‘Hate will not win’: Rabbi says firebombed New Jersey synagogue back to routine
Luke Tress is an editor and a reporter in New York for The Times of Israel.
Rabbi Marc Katz of Temple Ner Tamid in New Jersey says the congregation has resumed its activities after a masked man hurled a firebomb at its door early yesterday morning. The synagogue canceled all events and classes yesterday.
“There’s a little bit of heaviness about today, as one would expect, but I was heartened to see that our building is full again with preschoolers learning,” Katz tells The Times of Israel. “From what I’m finding, people are not going to let this scare them away from educating their children, from finding spiritual connection, from finding community.”

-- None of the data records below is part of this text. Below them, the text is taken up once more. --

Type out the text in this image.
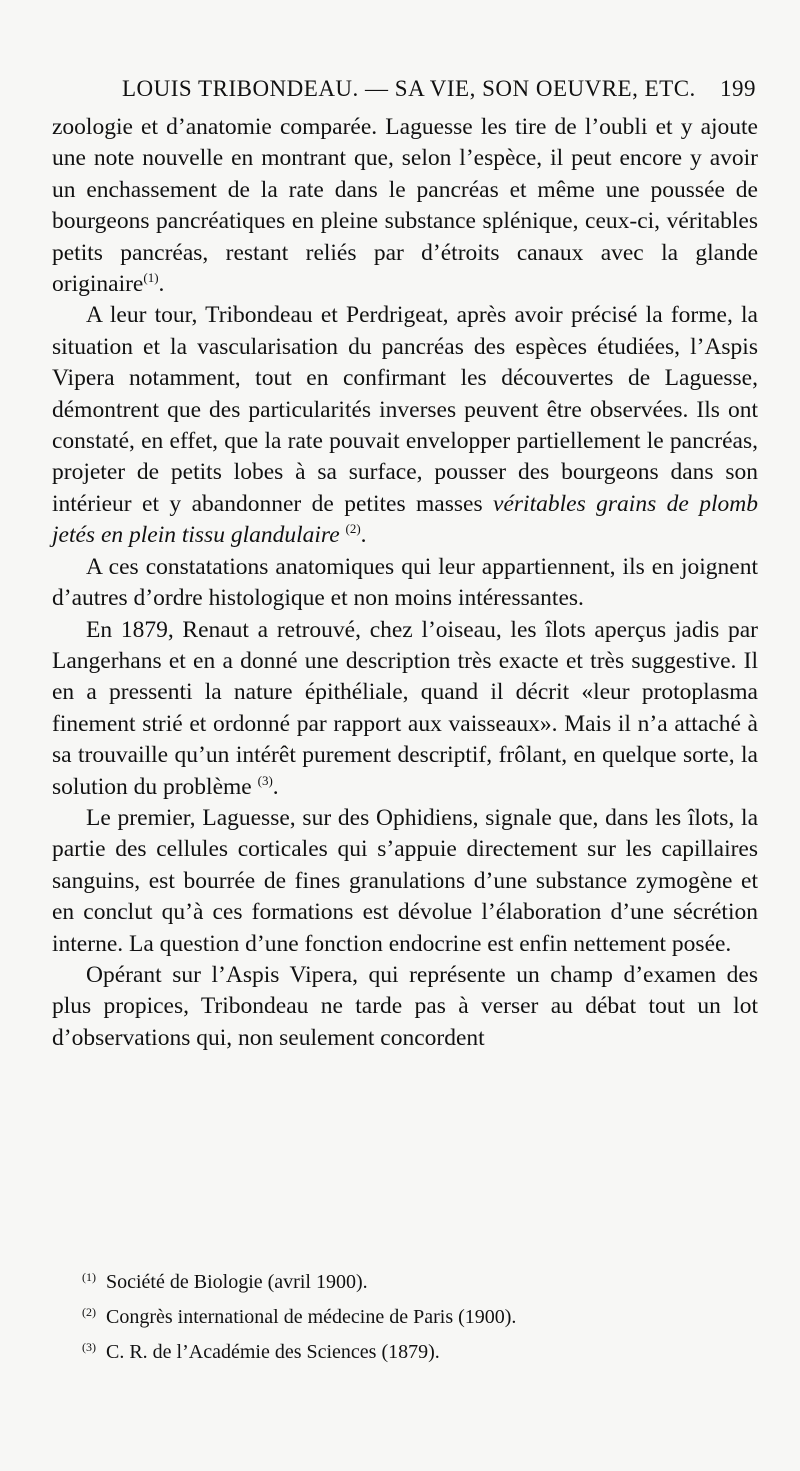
LOUIS TRIBONDEAU. — SA VIE, SON OEUVRE, ETC. 199

zoologie et d’anatomie comparée. Laguesse les tire de l’oubli et y ajoute une note nouvelle en montrant que, selon l’espèce, il peut encore y avoir un enchassement de la rate dans le pancréas et même une poussée de bourgeons pancréatiques en pleine substance splénique, ceux-ci, véritables petits pancréas, restant reliés par d’étroits canaux avec la glande originaire$^{(1)}$.

A leur tour, Tribondeau et Perdrigeat, après avoir précisé la forme, la situation et la vascularisation du pancréas des espèces étudiées, l’Aspis Vipera notamment, tout en confirmant les découvertes de Laguesse, démontrent que des particularités inverses peuvent être observées. Ils ont constaté, en effet, que la rate pouvait envelopper partiellement le pancréas, projeter de petits lobes à sa surface, pousser des bourgeons dans son intérieur et y abandonner de petites masses véritables grains de plomb jetés en plein tissu glandulaire $^{(2)}$.

A ces constatations anatomiques qui leur appartiennent, ils en joignent d’autres d’ordre histologique et non moins intéressantes.

En 1879, Renaut a retrouvé, chez l’oiseau, les îlots aperçus jadis par Langerhans et en a donné une description très exacte et très suggestive. Il en a pressenti la nature épithéliale, quand il décrit «leur protoplasma finement strié et ordonné par rapport aux vaisseaux». Mais il n’a attaché à sa trouvaille qu’un intérêt purement descriptif, frôlant, en quelque sorte, la solution du problème $^{(3)}$.

Le premier, Laguesse, sur des Ophidiens, signale que, dans les îlots, la partie des cellules corticales qui s’appuie directement sur les capillaires sanguins, est bourrée de fines granulations d’une substance zymogène et en conclut qu’à ces formations est dévolue l’élaboration d’une sécrétion interne. La question d’une fonction endocrine est enfin nettement posée.

Opérant sur l’Aspis Vipera, qui représente un champ d’examen des plus propices, Tribondeau ne tarde pas à verser au débat tout un lot d’observations qui, non seulement concordent

$^{(1)}$ Société de Biologie (avril 1900).
$^{(2)}$ Congrès international de médecine de Paris (1900).
$^{(3)}$ C. R. de l’Académie des Sciences (1879).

He says the synagogue began investing in security measures after the white supremacist rally in Charlottesville in 2017. The congregation received a grant from Homeland Security, hired consultants, created emergency plans, and trained staff.
The reinforced door to the synagogue blocked the Molotov cocktail last night and surveillance cameras captured the suspect, aiding law enforcement’s search. Katz says the synagogue will not likely change its security measures after the incident because the congregation is well-protected.
He says there have been recent incidents of antisemitism in the area, including swastikas drawn on playgrounds and school desks.
“There’s a general ethos of hate. In general what I would say though is I still fundamentally believe that the majority of people are allies and that any hatred that we are seeing is lone actors or very small groups who feel emboldened in this climate,” he says.
He thanks other faith leaders and political leaders for the “outpouring of support” after the attack.